Из-за двери, когда Беатрис постучала, отозвался мужской голос. Она вошла, секунду помедлив. Клер не было, вместо нее в комнате сидел поэт Жюльен – тот самый бородач, что предлагал ей когда-то свой матрас. Впрочем, позже оказалось, что черт не так страшен, как старается выглядеть.
– А, явилась невинная Додо, – сказал Жюльен, рассеянно глянув на нее и продолжая рыться в книгах. – Салют, старуха. Никогда бы не подумал, что Эйкенс может читать подобное дерьмо… Ты к ней? Садись, она скоро будет,
– Да нет, я, наверное, пойду, – нерешительно сказала Беатрис, стоя в дверях. – Просто хотела узнать…
– Насчет работы? Да ты заходи, садись! Что у тебя за идиотская манера держаться – точно все время ждешь, что тебя изнасилуют, и еще не решила, как быть.
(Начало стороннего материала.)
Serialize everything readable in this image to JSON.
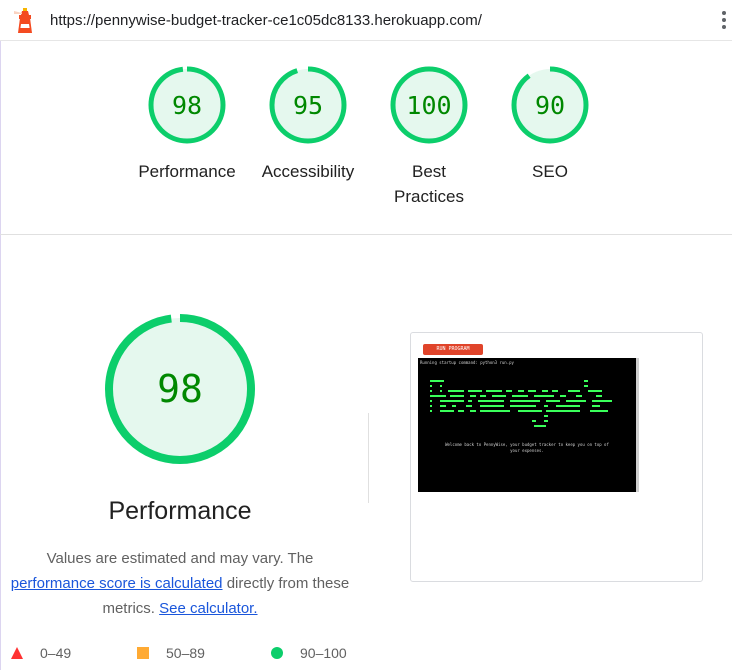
{
  "header": {
    "url": "https://pennywise-budget-tracker-ce1c05dc8133.herokuapp.com/",
    "menu_icon": "kebab-menu-icon",
    "logo_icon": "lighthouse-icon"
  },
  "gauges": [
    {
      "score": "98",
      "label_line1": "Performance",
      "label_line2": "",
      "fraction": 0.98
    },
    {
      "score": "95",
      "label_line1": "Accessibility",
      "label_line2": "",
      "fraction": 0.95
    },
    {
      "score": "100",
      "label_line1": "Best",
      "label_line2": "Practices",
      "fraction": 1.0
    },
    {
      "score": "90",
      "label_line1": "SEO",
      "label_line2": "",
      "fraction": 0.9
    }
  ],
  "performance": {
    "score": "98",
    "fraction": 0.98,
    "title": "Performance",
    "note_pre": "Values are estimated and may vary. The",
    "note_link": "performance score is calculated",
    "note_mid": "directly from these",
    "note_post": "metrics.",
    "calculator_link": "See calculator."
  },
  "legend": [
    {
      "range": "0–49",
      "shape": "triangle",
      "color": "#ff3333"
    },
    {
      "range": "50–89",
      "shape": "square",
      "color": "#ffaa33"
    },
    {
      "range": "90–100",
      "shape": "circle",
      "color": "#0cce6b"
    }
  ],
  "screenshot": {
    "run_button": "RUN PROGRAM",
    "terminal_line": "Running startup command: python3 run.py",
    "welcome_line1": "Welcome back to PennyWise, your budget tracker to keep you on top of",
    "welcome_line2": "your expenses."
  },
  "colors": {
    "pass_green": "#0cce6b",
    "pass_fill": "#e5f8ee",
    "pass_text": "#008800"
  }
}
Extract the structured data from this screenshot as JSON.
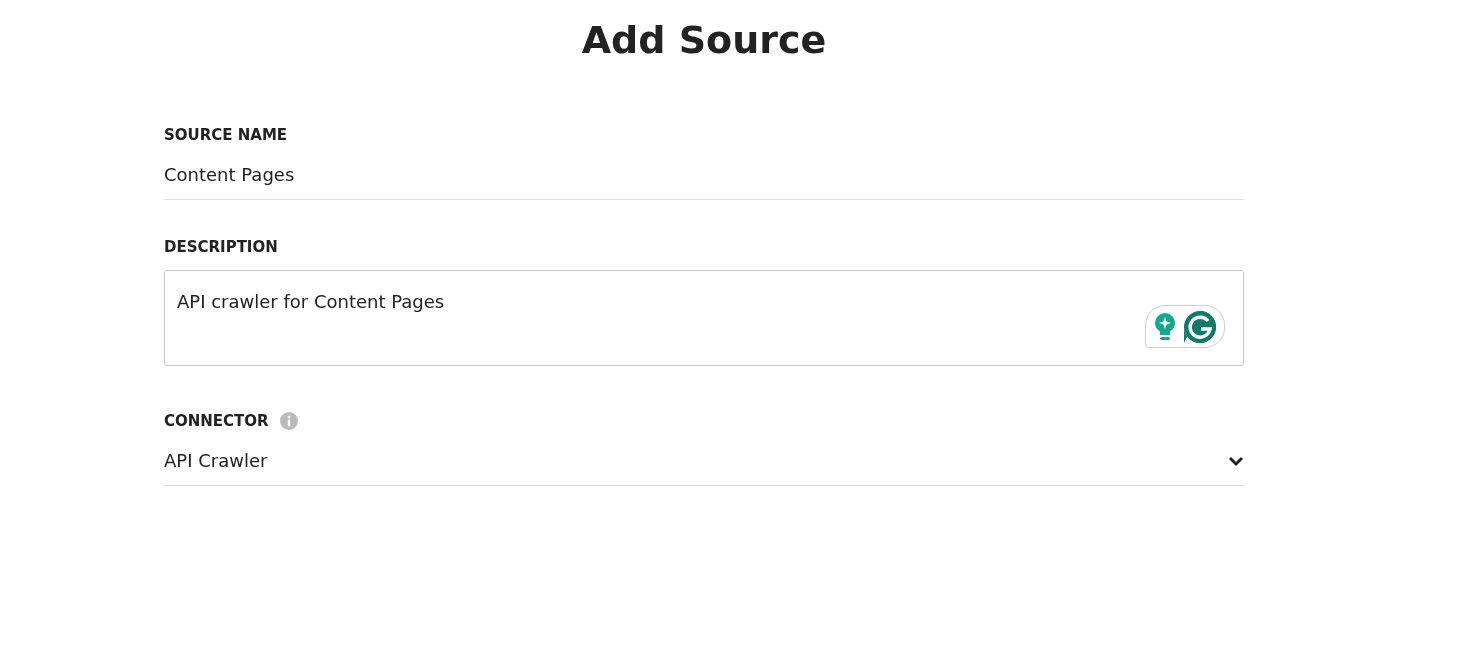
{
  "title": "Add Source",
  "fields": [
    {
      "kind": "text",
      "label": "SOURCE NAME",
      "value": "Content Pages"
    },
    {
      "kind": "textarea",
      "label": "DESCRIPTION",
      "value": "API crawler for Content Pages"
    },
    {
      "kind": "select",
      "label": "CONNECTOR",
      "value": "API Crawler"
    }
  ]
}
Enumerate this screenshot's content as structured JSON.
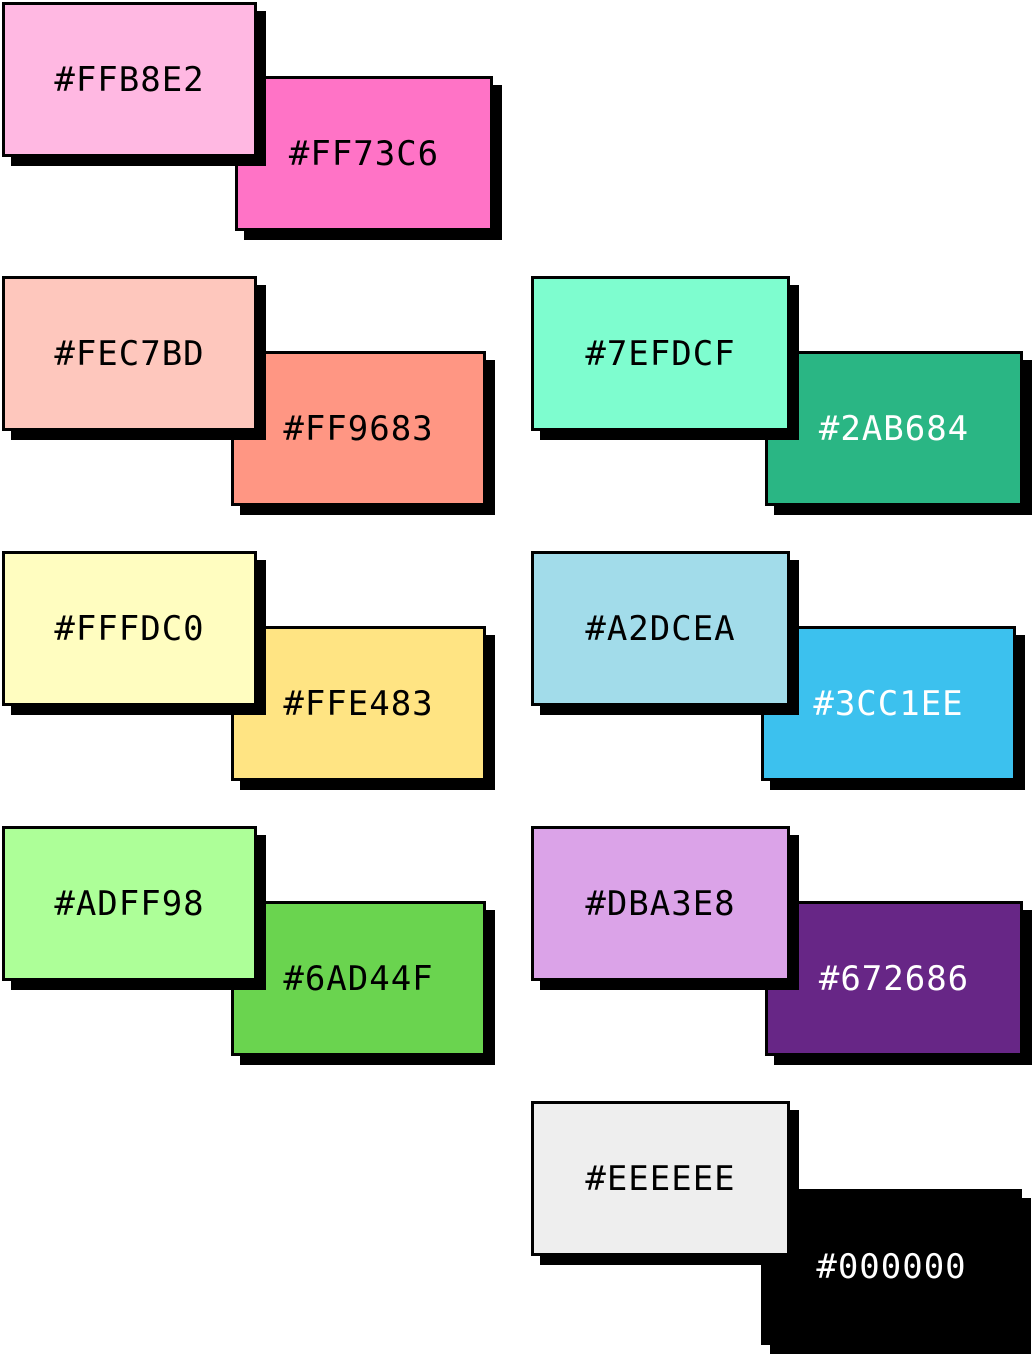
{
  "swatches": [
    {
      "id": "ffb8e2",
      "label": "#FFB8E2",
      "color": "#FFB8E2",
      "text_color": "#000000",
      "layer": "front"
    },
    {
      "id": "ff73c6",
      "label": "#FF73C6",
      "color": "#FF73C6",
      "text_color": "#000000",
      "layer": "back"
    },
    {
      "id": "fec7bd",
      "label": "#FEC7BD",
      "color": "#FEC7BD",
      "text_color": "#000000",
      "layer": "front"
    },
    {
      "id": "ff9683",
      "label": "#FF9683",
      "color": "#FF9683",
      "text_color": "#000000",
      "layer": "back"
    },
    {
      "id": "7efdcf",
      "label": "#7EFDCF",
      "color": "#7EFDCF",
      "text_color": "#000000",
      "layer": "front"
    },
    {
      "id": "2ab684",
      "label": "#2AB684",
      "color": "#2AB684",
      "text_color": "#FFFFFF",
      "layer": "back"
    },
    {
      "id": "fffdc0",
      "label": "#FFFDC0",
      "color": "#FFFDC0",
      "text_color": "#000000",
      "layer": "front"
    },
    {
      "id": "ffe483",
      "label": "#FFE483",
      "color": "#FFE483",
      "text_color": "#000000",
      "layer": "back"
    },
    {
      "id": "a2dcea",
      "label": "#A2DCEA",
      "color": "#A2DCEA",
      "text_color": "#000000",
      "layer": "front"
    },
    {
      "id": "3cc1ee",
      "label": "#3CC1EE",
      "color": "#3CC1EE",
      "text_color": "#FFFFFF",
      "layer": "back"
    },
    {
      "id": "adff98",
      "label": "#ADFF98",
      "color": "#ADFF98",
      "text_color": "#000000",
      "layer": "front"
    },
    {
      "id": "6ad44f",
      "label": "#6AD44F",
      "color": "#6AD44F",
      "text_color": "#000000",
      "layer": "back"
    },
    {
      "id": "dba3e8",
      "label": "#DBA3E8",
      "color": "#DBA3E8",
      "text_color": "#000000",
      "layer": "front"
    },
    {
      "id": "672686",
      "label": "#672686",
      "color": "#672686",
      "text_color": "#FFFFFF",
      "layer": "back"
    },
    {
      "id": "eeeeee",
      "label": "#EEEEEE",
      "color": "#EEEEEE",
      "text_color": "#000000",
      "layer": "front"
    },
    {
      "id": "000000",
      "label": "#000000",
      "color": "#000000",
      "text_color": "#FFFFFF",
      "layer": "back"
    }
  ]
}
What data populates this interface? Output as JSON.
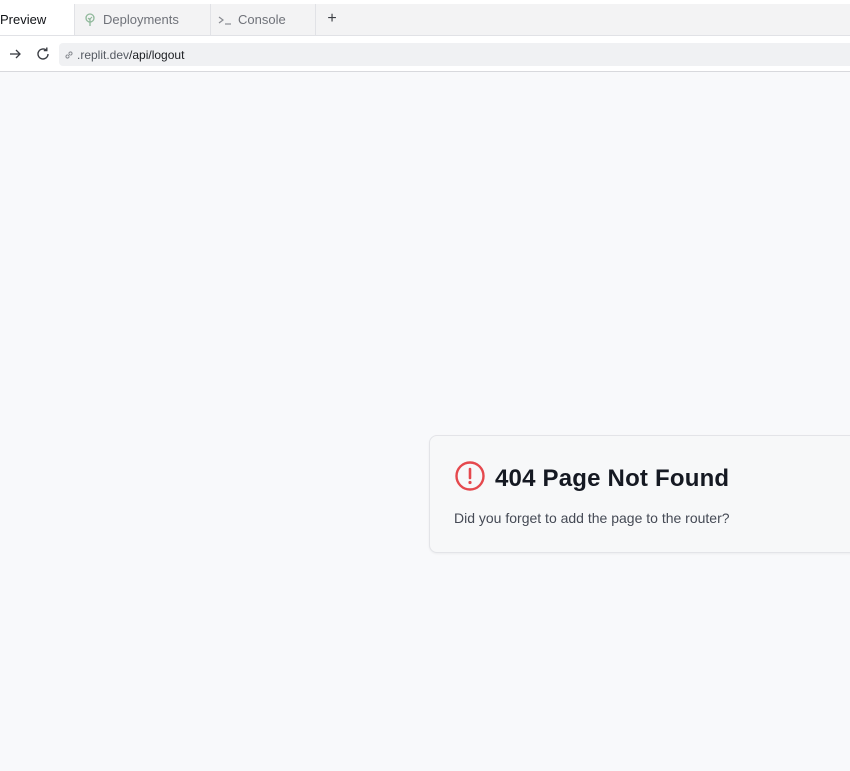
{
  "tabs": [
    {
      "label": "Preview",
      "icon": "none",
      "active": true
    },
    {
      "label": "Deployments",
      "icon": "deployments-tree-icon",
      "active": false
    },
    {
      "label": "Console",
      "icon": "terminal-icon",
      "active": false
    }
  ],
  "new_tab_label": "+",
  "address": {
    "host": ".replit.dev",
    "path": "/api/logout"
  },
  "error_card": {
    "icon": "alert-circle-icon",
    "title": "404 Page Not Found",
    "message": "Did you forget to add the page to the router?"
  },
  "colors": {
    "error": "#e5484d",
    "page_bg": "#f8f9fb"
  }
}
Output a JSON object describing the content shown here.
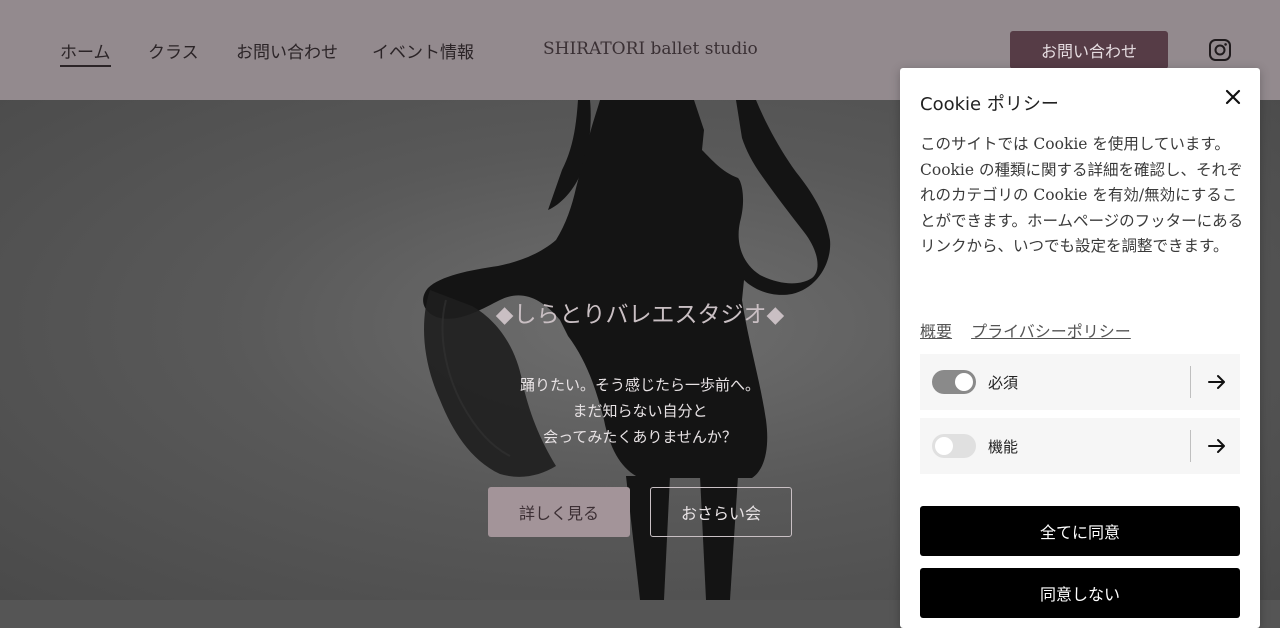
{
  "header": {
    "nav": [
      "ホーム",
      "クラス",
      "お問い合わせ",
      "イベント情報"
    ],
    "brand": "SHIRATORI ballet studio",
    "cta_label": "お問い合わせ",
    "social_icon": "instagram-icon"
  },
  "hero": {
    "title": "◆しらとりバレエスタジオ◆",
    "lines": [
      "踊りたい。そう感じたら一歩前へ。",
      "まだ知らない自分と",
      "会ってみたくありませんか？"
    ],
    "primary_button": "詳しく見る",
    "secondary_button": "おさらい会"
  },
  "cookie": {
    "title": "Cookie ポリシー",
    "body": "このサイトでは Cookie を使用しています。Cookie の種類に関する詳細を確認し、それぞれのカテゴリの Cookie を有効/無効にすることができます。ホームページのフッターにあるリンクから、いつでも設定を調整できます。",
    "links": [
      "概要",
      "プライバシーポリシー"
    ],
    "categories": [
      {
        "label": "必須",
        "enabled": true
      },
      {
        "label": "機能",
        "enabled": false
      }
    ],
    "accept_all": "全てに同意",
    "decline": "同意しない"
  },
  "colors": {
    "header_bg": "#938a8e",
    "cta_bg": "#563c46",
    "primary_button_bg": "#a39499",
    "toggle_on": "#8a8a8a",
    "toggle_off": "#e0e0e0"
  }
}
– Придержите ваш проклятый язык, – холодно посоветовала Беатрис по-английски. Французским она еще не овладела настолько, чтобы на нем ругаться, кроме того, ей всегда казалось, что именно по-английски можно с наибольшим эффектом обругать человека, оставаясь в рамках приличий.
– Sorry, – примирительно отозвался Жюльен. Разговор перешел на английский. —Серьезно, Додо, в тебе ощущается глубокая неудовлетворенность…
Беатрис присела на подлокотник кресла, держа руки в карманах куртки. Обижаться было бессмысленно.
– Хочешь выкурить настоящую египетскую сигарету? —спросил Жюльен. – Чистый табак, без «травки»,
– Нет, спасибо…
Поэт с мечтательным видом поскреб в бороде. Одет он был в сандалии на босу ногу, синие, как и на Беатрис, джинсы и черный, несмотря на жару, шерстяной свитер.
– Слушай, Додо, – объявил он торжественно. – Ты пришла очень кстати, сегодня большой день…
– Да? – рассеянно откликнулась Беатрис. – Кто-нибудь угощает?